Le parlement grec met un terme au financement public d’Aube dorée

La semaine passée, le parlement grec a décidé de mettre un terme au financement public du parti fasciste Aube dorée. Ce que les partis bourgeois acclament comme étant la défense de la démocratie est en fait un nouveau pas vers le renforcement de l’appareil d’Etat.

Tout comme en Allemagne, et dans d’autres pays européens, l’ensemble des partis politiques siégeant au parlement grec reçoivent de vastes sommes d’argent de l’Etat. Dans des conditions où l’écrasante majorité de la population laborieuse n’est pas organisée dans un parti politique, c’est la seule façon de financer les partis bourgeois réactionnaires qui imposent les mesures d’austérité détestées de l’Union européenne (UE).
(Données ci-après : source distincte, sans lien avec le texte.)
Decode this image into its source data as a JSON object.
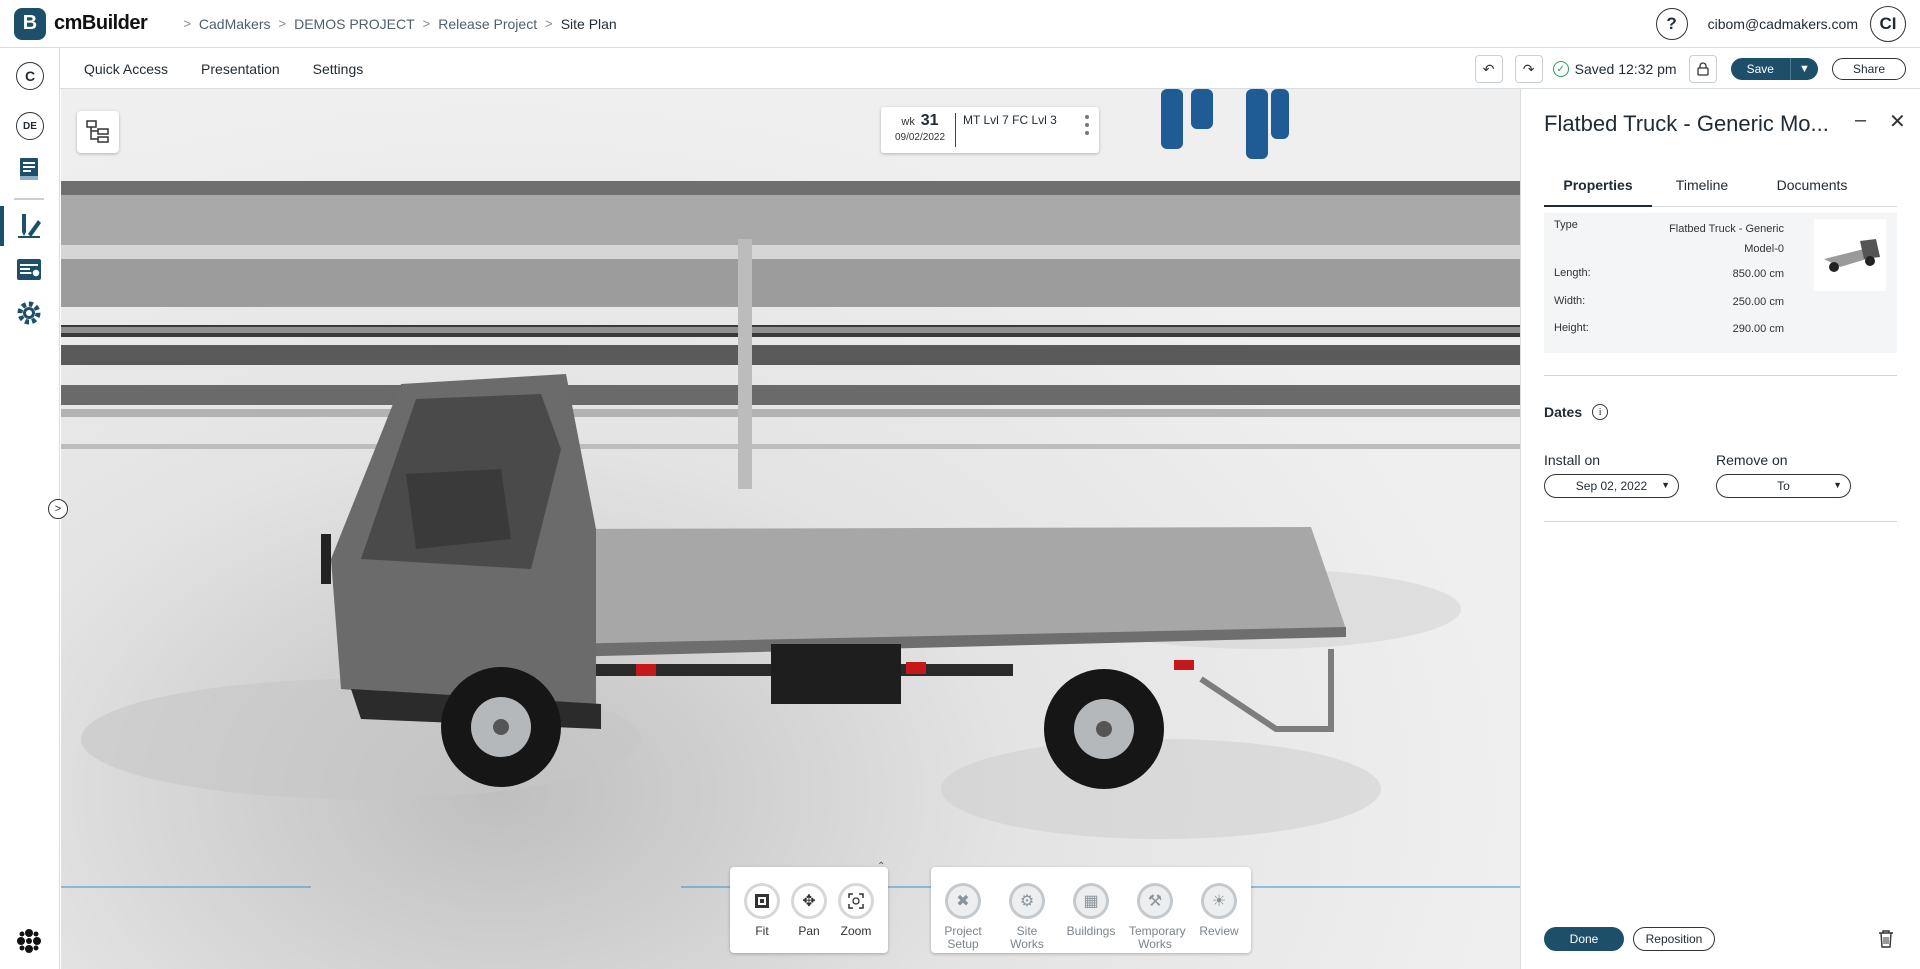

Suite au débat commun qui a eu lieu début 2012 concernant cette question, les partis parlementaires ont réaffirmé leur soutien à l’octroi de fonds public.

Toutefois, un tel financement peut être arrêté par un vote de 151 des 300 députés qui siègent au parlement si la direction du parti ou un cinquième de ses membres fait l’objet d’une enquête pour constitution d’une organisation criminelle.
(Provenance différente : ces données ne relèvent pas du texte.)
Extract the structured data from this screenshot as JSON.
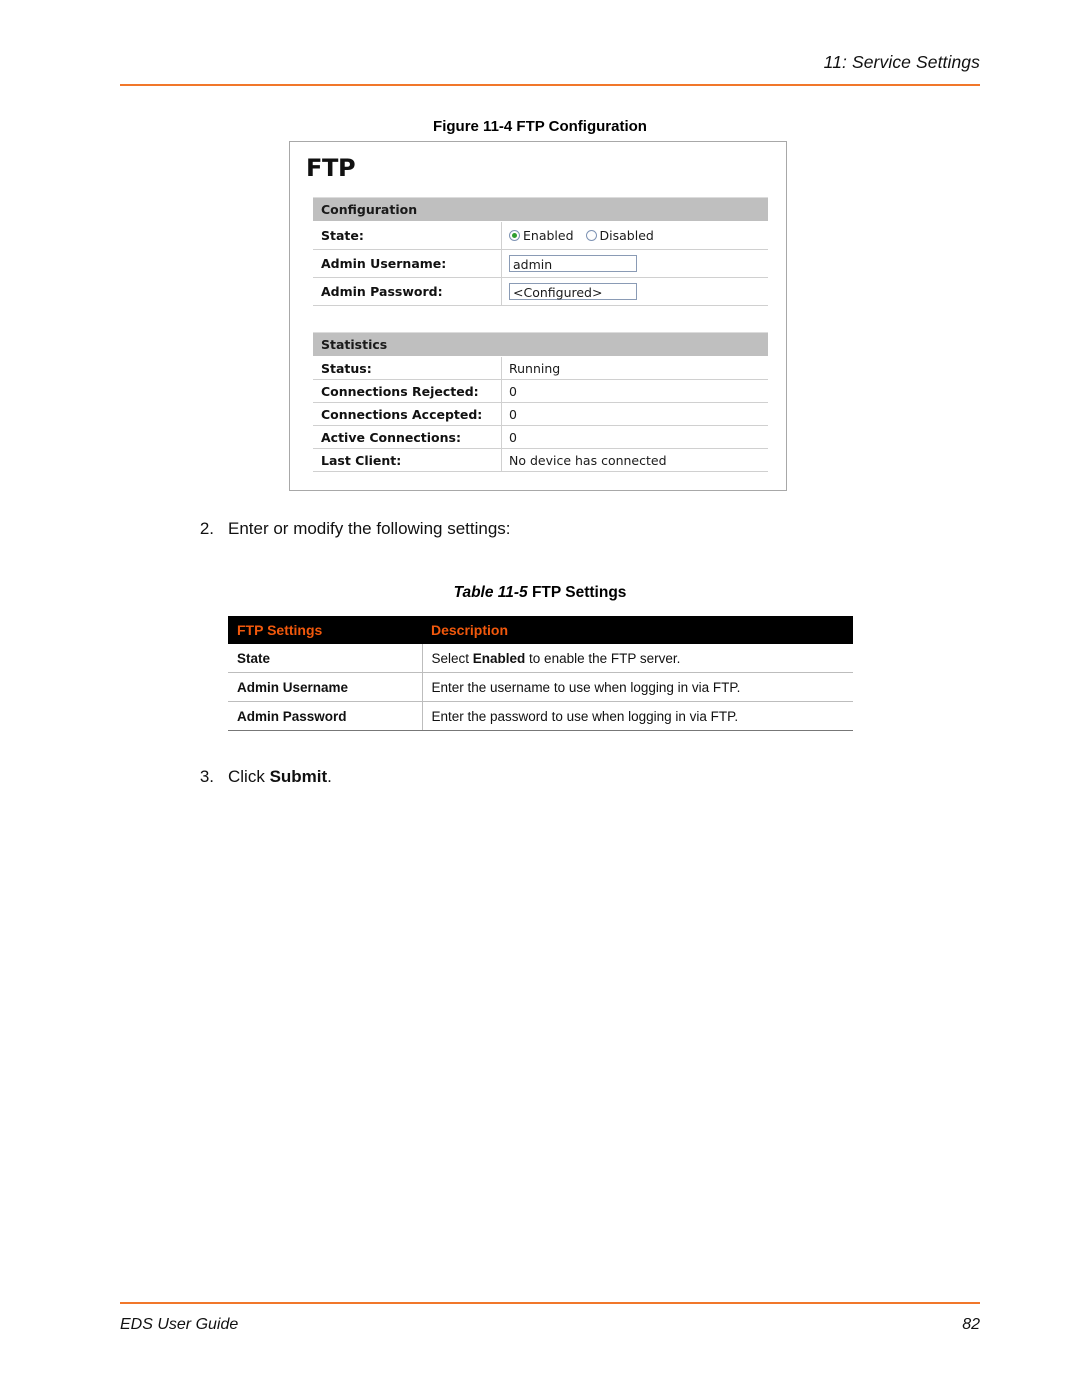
{
  "header": {
    "running_head": "11: Service Settings",
    "rule_color": "#F1772A"
  },
  "figure": {
    "caption": "Figure 11-4  FTP Configuration",
    "screenshot": {
      "title": "FTP",
      "configuration": {
        "section_label": "Configuration",
        "rows": [
          {
            "label": "State:",
            "type": "radio",
            "options": [
              {
                "label": "Enabled",
                "selected": true
              },
              {
                "label": "Disabled",
                "selected": false
              }
            ]
          },
          {
            "label": "Admin Username:",
            "type": "text",
            "value": "admin"
          },
          {
            "label": "Admin Password:",
            "type": "text",
            "value": "<Configured>"
          }
        ]
      },
      "statistics": {
        "section_label": "Statistics",
        "rows": [
          {
            "label": "Status:",
            "value": "Running"
          },
          {
            "label": "Connections Rejected:",
            "value": "0"
          },
          {
            "label": "Connections Accepted:",
            "value": "0"
          },
          {
            "label": "Active Connections:",
            "value": "0"
          },
          {
            "label": "Last Client:",
            "value": "No device has connected"
          }
        ]
      },
      "radio_selected_color": "#2F9E2F",
      "section_header_color": "#BFBFBF"
    }
  },
  "steps": [
    {
      "number": "2.",
      "text": "Enter or modify the following settings:"
    },
    {
      "number": "3.",
      "text_before": "Click ",
      "bold": "Submit",
      "text_after": "."
    }
  ],
  "table": {
    "caption_number": "Table 11-5",
    "caption_title": "FTP Settings",
    "header_bg": "#000000",
    "header_color": "#F1580C",
    "columns": [
      "FTP Settings",
      "Description"
    ],
    "rows": [
      {
        "setting": "State",
        "desc_before": "Select ",
        "desc_bold": "Enabled",
        "desc_after": " to enable the FTP server."
      },
      {
        "setting": "Admin Username",
        "desc_before": "Enter the username to use when logging in via FTP.",
        "desc_bold": "",
        "desc_after": ""
      },
      {
        "setting": "Admin Password",
        "desc_before": "Enter the password to use when logging in via FTP.",
        "desc_bold": "",
        "desc_after": ""
      }
    ]
  },
  "footer": {
    "left": "EDS User Guide",
    "page_number": "82",
    "rule_color": "#F1772A"
  }
}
Depuis fin septembre, plusieurs membres d’Aube dorée font l’objet d’une enquête.

La résolution contre Aube dorée, qui a été adoptée le 22 octobre, a été soutenue par les deux partis de la coalition au pouvoir, Nouvelle Démocratie (ND) et le mouvement socialiste panhellénique (PASOK) ainsi que la Coalition de la Gauche radicale (SYRIZA), le plus important parti d’opposition. Quelque 235 sur les 269 députés présents ont voté en faveur de la proposition.

Le populiste et ultra-nationaliste Parti des Grecs indépendants (ANEL), le Parti communiste de Grèce (KKE) et un député de SYRIZA se sont abstenus, comptabilisant ainsi un total de 34 abstentions.

Aube dorée a aussi considérablement bénéficié du financement public depuis son entrée au parlement l’été 2012. Selon le New York Times, le parti a reçu 500.000 euros de l’Etat et a investi en plus dans la construction du parti 200.000 euros issus des salaires des députés. La part du lion de ces fonds provient toutefois d’autres sources.

Une somme supplémentaire d’au moins 2 millions d’euros est venue remplir les coffres du parti. Il n’est un secret pour personne qu’Aube dorée est financé par le patronat. Le gouvernement est en possession de tous les noms et de tous les détails des donateurs mais garde secrète cette information.

Le gouvernement est actuellement en train d’adopter une rhétorique antifasciste dans l’espoir de dissimuler comment sa politique a encouragé ces dernières années les forces droitières. Des sections de l’appareil d’Etat, comme l’armée et la police, sont étroitement liées à Aube dorée.

La résolution du parlement n’a absolument rien à voir avec une lutte contre le fascisme. Elle montre au contraire comment les partis sont en train de resserrer les rangs dans le but de renforcer l’appareil d’Etat et de le fortifier face à l’opposition des travailleurs.

Le ministre de l’Intérieur, Ioannis Michelakis, a décrit l’amendement comme étant « des mesures élémentaires pour protéger le pays contre tous ceux qui complotent contre la démocratie, l’ordre public et la paix sociale. »

Il a souligné l’importance de l’action concertée avec SYRIZA. « Lorsque le bon fonctionnement harmonieux de la démocratie est en jeu, nous devons lutter ensemble, » a-t-il dit en ajoutant : « L’adoption à l’unanimité de l’amendement peut être un pas important dans cette direction. »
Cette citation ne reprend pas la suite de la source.